Random Distributed Scalar Encoder

Experiments on improving the Scalar Encoder

Author: Fergal Byrne (fergalbyrnedublin@gmail.com)

Library: v0.1.1-SNAPSHOT

Date: 18 July 2014

Website: https://github.com/fergalbyrne/clortex

Generated By: MidjeDoc

1 Background

Chetan Surpur gave a great talk on a new version of the Scalar Encoder for NuPIC (video). This document explores the implications of the new design and makes some recommendations about further improvements.

A Scalar Encoder is a function which converts a scalar value v into a bit map sdr with a given number bits of possible bits, of which width bits are 1 and the rest are 0. One important property of the SDRs is that values close together share many more bits than values further apart.

Here's a simple example:

(def enc (s/scalar-encoder :bits 12 :on 4 :minimum 1 :maximum 12))

(def to-bitstring (:encode-to-bitstring enc))

(vec (map to-bitstring (range 1 13)))

=> ["111100000000"
    "011110000000"
    "001111000000"
    "000111100000"
    "000111100000"
    "000011110000"
    "000001111000"
    "000000111100"
    "000000111100"
    "000000011110"
    "000000001111"
    "000000001111"]

1.1 The Current Scalar Encoder

The current scalar encoder (see example above) represents each scalar using a sliding window of on 1's. The current scalar encoder has the benefit of being instantly understandable (once you see an example like the one in the first section) and visually decodable by the user. It does, however, have a number of limitations.

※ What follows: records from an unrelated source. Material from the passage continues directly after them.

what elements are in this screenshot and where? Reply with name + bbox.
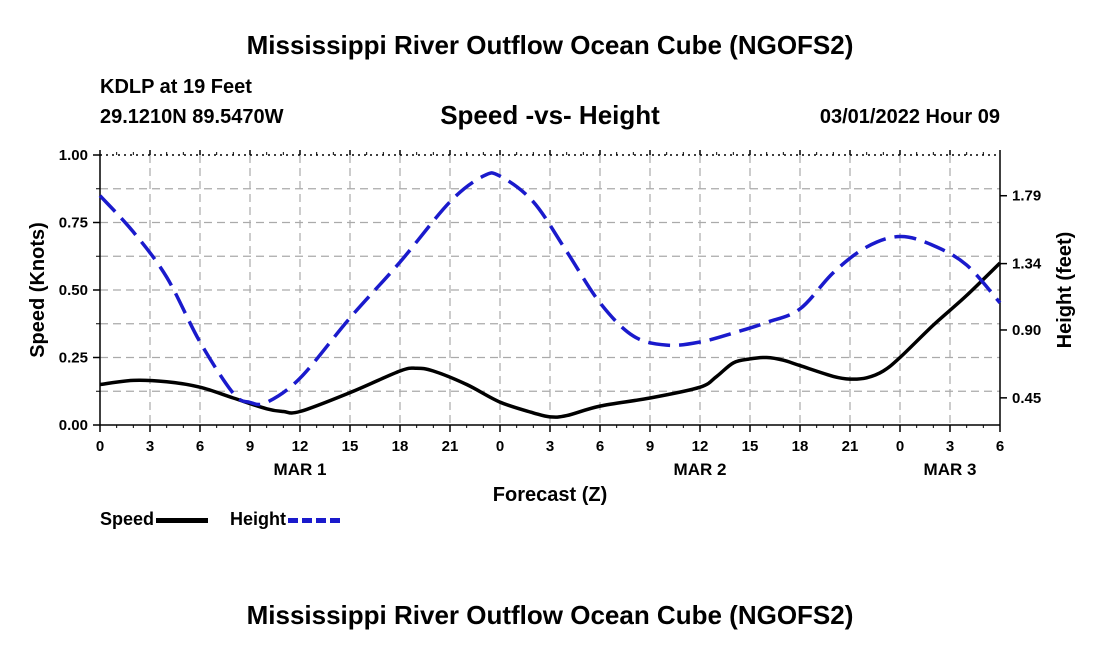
y2-tick-label: 0.45	[1012, 390, 1041, 407]
x-tick-label: 9	[246, 438, 254, 455]
y-tick-label: 0.50	[59, 282, 88, 299]
legend-height: Height	[230, 509, 340, 530]
day-label: MAR 3	[924, 460, 977, 479]
y-tick-label: 0.25	[59, 350, 88, 367]
day-label: MAR 2	[674, 460, 727, 479]
legend-speed-label: Speed	[100, 509, 155, 529]
x-tick-label: 15	[342, 438, 359, 455]
legend-height-label: Height	[230, 509, 286, 529]
forecast-date: 03/01/2022 Hour 09	[819, 106, 1000, 128]
x-tick-label: 6	[596, 438, 604, 455]
x-tick-label: 12	[292, 438, 309, 455]
legend-speed-swatch	[156, 517, 209, 523]
x-tick-label: 21	[842, 438, 859, 455]
footer-title: Mississippi River Outflow Ocean Cube (NG…	[246, 600, 854, 630]
x-tick-label: 3	[946, 438, 954, 455]
series-line-height	[98, 171, 1002, 407]
y2-tick-label: 1.79	[1012, 188, 1041, 205]
x-tick-label: 9	[646, 438, 654, 455]
x-tick-label: 21	[442, 438, 459, 455]
x-tick-label: 18	[392, 438, 409, 455]
y-tick-label: 1.00	[59, 147, 88, 164]
x-tick-label: 3	[546, 438, 554, 455]
y-axis-title: Speed (Knots)	[27, 222, 49, 358]
legend-speed: Speed	[100, 509, 209, 530]
y-tick-label: 0.75	[59, 215, 88, 232]
x-tick-label: 3	[146, 438, 154, 455]
y2-axis-title: Height (feet)	[1054, 232, 1076, 349]
series-line-speed	[99, 261, 1002, 419]
y-tick-label: 0.00	[59, 417, 88, 434]
x-tick-label: 0	[896, 438, 904, 455]
x-tick-label: 12	[692, 438, 709, 455]
y2-tick-label: 0.90	[1012, 322, 1041, 339]
x-tick-label: 0	[96, 438, 104, 455]
station-label: KDLP at 19 Feet	[100, 76, 252, 98]
x-tick-label: 6	[996, 438, 1004, 455]
x-tick-label: 6	[196, 438, 204, 455]
day-label: MAR 1	[274, 460, 327, 479]
y2-tick-label: 1.34	[1012, 256, 1042, 273]
chart-subtitle: Speed -vs- Height	[440, 100, 660, 130]
legend-height-swatch	[288, 517, 340, 523]
x-tick-label: 0	[496, 438, 504, 455]
x-axis-title: Forecast (Z)	[493, 484, 607, 506]
chart-main-title: Mississippi River Outflow Ocean Cube (NG…	[246, 30, 854, 60]
x-tick-label: 15	[742, 438, 759, 455]
x-tick-label: 18	[792, 438, 809, 455]
station-coordinates: 29.1210N 89.5470W	[100, 106, 284, 128]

The encoder is given a min and max when defined and it clamps its output when given values outside its initial range.

(to-bitstring -20) => "111100000000"
(to-bitstring 20) => "000000001111"

This means that the above two values come to represent many values, and the region receiving the encoding will not be able to discriminate between these values.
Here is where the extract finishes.